J’ai commencé par un mini sondage, 3 semaines après le fatidique 17 mars, jour où nous avons tous vécu l’inimaginable, j’ai posé la question suivante à mes amis, ma famille et même à mes petits-enfants : est-ce que tu t’ennuis ? Certes le sondage n’était absolument pas représentatif, mais quand même, j’ai obtenu un résultat unanime : non, je ne m’ennuie pas. Le déconfinement quand il aura lieu ne sera pas, nous le savons maintenant la grande ruée libératrice qui nous permettra d’aller tous boire une bière au comptoir de notre bistrot favori, d’aller au cinéma ou de courir le marathon qu’on aurait déplacé au 15 juin, non ce sera plus prudent, plus réfléchi et certainement moins festif.
Mais est-ce cela qui nous aura manque le plus ?
Les médias nous auront abreuvé d’infos, de statistiques, de prévisions et de controverses sur de nombreux sujets et les plateformes de streaming nous auront divertis avec un choix presque infini.
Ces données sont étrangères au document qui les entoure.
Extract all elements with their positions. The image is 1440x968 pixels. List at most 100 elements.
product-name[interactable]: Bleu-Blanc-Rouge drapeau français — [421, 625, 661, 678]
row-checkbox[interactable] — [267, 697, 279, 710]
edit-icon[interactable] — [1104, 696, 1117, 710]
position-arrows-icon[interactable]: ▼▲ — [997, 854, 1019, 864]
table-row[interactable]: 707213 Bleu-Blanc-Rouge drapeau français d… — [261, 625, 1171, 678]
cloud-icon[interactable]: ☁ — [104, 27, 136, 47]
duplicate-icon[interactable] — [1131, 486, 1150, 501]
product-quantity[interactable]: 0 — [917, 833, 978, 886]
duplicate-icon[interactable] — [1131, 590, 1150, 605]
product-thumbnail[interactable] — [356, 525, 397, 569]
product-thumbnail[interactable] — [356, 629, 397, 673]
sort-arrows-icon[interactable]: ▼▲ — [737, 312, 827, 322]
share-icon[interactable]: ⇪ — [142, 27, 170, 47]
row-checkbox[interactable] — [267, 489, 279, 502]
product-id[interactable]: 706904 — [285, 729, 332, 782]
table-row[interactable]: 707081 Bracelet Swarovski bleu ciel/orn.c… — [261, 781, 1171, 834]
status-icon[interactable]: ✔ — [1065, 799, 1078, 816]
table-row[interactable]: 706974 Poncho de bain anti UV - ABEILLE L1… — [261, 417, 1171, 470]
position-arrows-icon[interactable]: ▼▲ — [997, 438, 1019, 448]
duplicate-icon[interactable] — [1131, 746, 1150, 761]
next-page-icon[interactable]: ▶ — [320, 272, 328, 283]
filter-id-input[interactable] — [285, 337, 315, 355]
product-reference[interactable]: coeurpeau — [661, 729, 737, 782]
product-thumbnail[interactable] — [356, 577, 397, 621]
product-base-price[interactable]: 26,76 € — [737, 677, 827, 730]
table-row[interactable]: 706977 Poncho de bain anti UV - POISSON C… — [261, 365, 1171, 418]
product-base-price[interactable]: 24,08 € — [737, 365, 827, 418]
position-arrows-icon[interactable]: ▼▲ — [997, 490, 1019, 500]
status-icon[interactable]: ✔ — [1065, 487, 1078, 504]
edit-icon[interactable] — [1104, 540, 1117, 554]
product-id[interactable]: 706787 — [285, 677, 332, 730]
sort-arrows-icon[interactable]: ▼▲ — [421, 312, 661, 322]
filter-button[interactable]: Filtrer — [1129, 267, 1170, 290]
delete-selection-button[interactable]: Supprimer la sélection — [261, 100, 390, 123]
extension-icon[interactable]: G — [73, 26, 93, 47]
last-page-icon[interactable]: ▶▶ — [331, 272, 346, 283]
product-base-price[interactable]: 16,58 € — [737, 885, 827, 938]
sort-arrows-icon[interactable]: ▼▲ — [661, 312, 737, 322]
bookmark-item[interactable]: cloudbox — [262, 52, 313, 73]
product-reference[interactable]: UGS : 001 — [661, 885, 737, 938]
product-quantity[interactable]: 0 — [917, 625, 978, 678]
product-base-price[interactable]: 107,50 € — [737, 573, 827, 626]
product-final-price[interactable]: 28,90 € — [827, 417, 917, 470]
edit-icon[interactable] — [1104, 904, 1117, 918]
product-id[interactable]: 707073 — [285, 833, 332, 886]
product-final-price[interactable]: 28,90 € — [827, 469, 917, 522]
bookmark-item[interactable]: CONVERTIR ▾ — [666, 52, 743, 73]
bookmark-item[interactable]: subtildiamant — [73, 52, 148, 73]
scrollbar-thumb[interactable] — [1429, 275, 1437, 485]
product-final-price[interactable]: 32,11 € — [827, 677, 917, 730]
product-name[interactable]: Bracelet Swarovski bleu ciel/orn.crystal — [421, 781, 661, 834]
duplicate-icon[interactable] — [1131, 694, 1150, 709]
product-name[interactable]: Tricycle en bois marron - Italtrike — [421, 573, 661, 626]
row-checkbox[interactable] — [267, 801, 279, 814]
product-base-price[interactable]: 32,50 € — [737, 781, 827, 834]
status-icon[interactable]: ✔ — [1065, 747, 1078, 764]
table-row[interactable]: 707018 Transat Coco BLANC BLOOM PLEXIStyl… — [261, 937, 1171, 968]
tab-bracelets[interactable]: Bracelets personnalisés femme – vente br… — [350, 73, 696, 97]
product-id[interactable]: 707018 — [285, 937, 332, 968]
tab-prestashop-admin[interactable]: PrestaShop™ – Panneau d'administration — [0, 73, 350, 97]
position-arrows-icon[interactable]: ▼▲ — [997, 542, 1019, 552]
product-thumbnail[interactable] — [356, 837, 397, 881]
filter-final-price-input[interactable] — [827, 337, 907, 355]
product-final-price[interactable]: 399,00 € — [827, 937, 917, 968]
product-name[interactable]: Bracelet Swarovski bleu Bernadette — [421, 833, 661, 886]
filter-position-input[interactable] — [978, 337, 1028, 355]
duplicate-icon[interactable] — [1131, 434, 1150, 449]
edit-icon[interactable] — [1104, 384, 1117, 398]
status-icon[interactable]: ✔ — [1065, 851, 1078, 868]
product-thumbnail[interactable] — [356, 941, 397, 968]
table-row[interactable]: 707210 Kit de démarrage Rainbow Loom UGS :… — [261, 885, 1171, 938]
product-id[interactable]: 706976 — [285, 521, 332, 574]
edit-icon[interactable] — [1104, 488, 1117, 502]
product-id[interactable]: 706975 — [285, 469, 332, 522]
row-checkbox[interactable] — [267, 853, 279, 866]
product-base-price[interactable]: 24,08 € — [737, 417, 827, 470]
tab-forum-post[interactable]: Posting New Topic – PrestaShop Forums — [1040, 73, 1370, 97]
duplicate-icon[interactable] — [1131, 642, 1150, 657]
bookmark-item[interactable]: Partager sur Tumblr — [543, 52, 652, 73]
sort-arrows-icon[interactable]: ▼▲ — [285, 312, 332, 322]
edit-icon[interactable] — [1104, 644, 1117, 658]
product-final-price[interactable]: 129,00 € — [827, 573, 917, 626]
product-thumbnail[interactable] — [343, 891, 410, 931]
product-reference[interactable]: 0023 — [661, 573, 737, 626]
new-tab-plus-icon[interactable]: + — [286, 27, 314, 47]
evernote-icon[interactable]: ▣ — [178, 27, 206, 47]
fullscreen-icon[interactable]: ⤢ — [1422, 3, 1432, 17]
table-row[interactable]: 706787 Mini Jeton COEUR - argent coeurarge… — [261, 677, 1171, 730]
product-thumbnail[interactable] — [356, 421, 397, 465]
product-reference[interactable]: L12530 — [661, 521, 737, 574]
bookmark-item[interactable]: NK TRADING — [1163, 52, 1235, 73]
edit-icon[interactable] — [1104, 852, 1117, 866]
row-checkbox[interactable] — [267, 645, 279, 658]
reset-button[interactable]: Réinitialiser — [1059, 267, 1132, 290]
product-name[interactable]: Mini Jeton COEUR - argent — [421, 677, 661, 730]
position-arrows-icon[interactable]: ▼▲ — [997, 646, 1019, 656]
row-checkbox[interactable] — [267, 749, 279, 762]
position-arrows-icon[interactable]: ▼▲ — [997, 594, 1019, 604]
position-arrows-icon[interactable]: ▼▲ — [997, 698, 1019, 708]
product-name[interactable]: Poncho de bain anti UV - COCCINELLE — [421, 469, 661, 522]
Nos confrères conférenciers nous auront gentiment prodigué leur savoir au travers de nombreux webinaires de qualité. Nous aurons été confinés quelques dizaines de jours, mais qu’est-ce que 40 ou 60 jours à l’échelle d’une vie ? Nous nous serons découvert des passe-temps, des hobbies, nous aurons eu le temps de passer quelques appels téléphoniques à des amis ou des personnes seules que nous avons un peu négligées, nous aurons fait un peu de sport à la maison, nous aurons lu davantage et nous nous seront peut-être essayé à la méditation en pleine conscience.
Alors non, on ne se sera pas ennuyé, mais quelque chose d’incroyable nous aura manqué : notre travail.
La possibilité de travailler, cette formidable liberté qui se transforme en habitude et dont on n’en ressent pas toujours la richesse et la fragilité tant nous sommes en immersion mentale dans nos cabinets. Nous empêcher de travailler nous rend à coup sûr malheureux ! Nos assistant(e)s ont sans doute cette même envie, la mienne m’a appelé cette semaine pour me dire qu’elle sera la première à retourner au cabinet à la minute où le confinement sera levé « pour voir si tout fonctionne », elle m’a annoncé spontanément qu’elle prenait sa 5ème semaine de congés pendant cet arrêt. Comment ne pas avoir envie d’exercer ce formidable métier de dentiste qui depuis quelques années se transforme en profondeur avec l’apparition du numérique.
Ne prenons-nous pas du plaisir à prendre des empreintes avec un scanner intra oral, à programmer une pose d’implant sur un logiciel qui permettra d’utiliser un guide chirurgical, à réaliser des collages que l’on ne soupçonnait pas pouvoir exister au début de mon exercice (ce mot évoquait davantage une activité d’enfants à la maternelle qu’un mode d’assemblage en dentisterie) et qui ont transformé toutes nos restaurations.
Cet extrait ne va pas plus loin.